Hooray! Another man who can appreciate the true value of a healthy cow, a loving wife, and a warm pint of King's Ale! "HeroQuesting" is for social inadequates: Real Men stay home and live the way God meant us to, in the company of good friends (except when we go and beat up our neighbours). And the only good foreigner is (usually) a dead foreigner.

Cheers,

Nick


Sources Referred To:

 

from "HOW ULERIA ADOPTED THE BOGGLES", WF 5 p.29

ORENOAR stepped forth and thrust her burning torch of Truth upon the nest of the Boggles. They gnawed at it like termites and darkmoths, riddling it with questions until the torch was dashed to pieces. Though the torch was relit, we mortals today see only the many lesser versions of the original Truth, rather than the one which the Boggles did not touch.
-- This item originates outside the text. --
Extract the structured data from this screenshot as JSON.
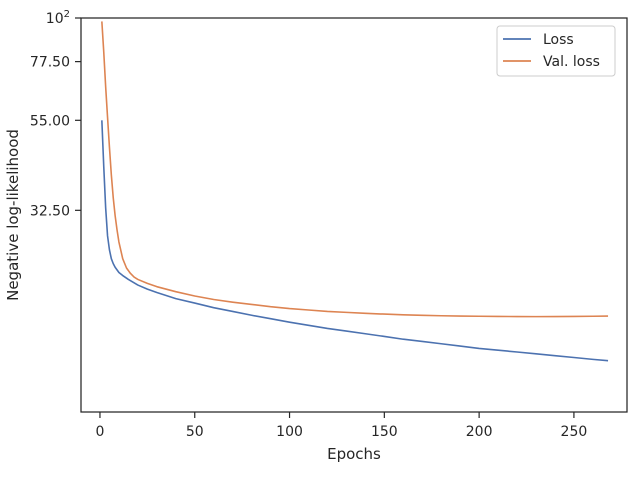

For further details, see the Prosopaedia sub. ORENOAR and RATSLAFF.

 

from "THE FOUNDING OF THE WOODEN SWORD", WF 11 p.13

This same band of warriors was shortly afterwards haunted by bad dreams and clear visions. Humakt was displeased with the tarnish upon his honour. The group, rudely aware of what it means to worship a death god, prepared themselves and set off.

The player character party had previously run from a losing battle: only now do they discover that their god would have preferred them to die well. Hassled by Humakt, they return to what they think will be certain death.

 

"As you don't exist, you shouldn't be reading this"

-- a Solipsist Heresy curse, found in a God Learner Ms.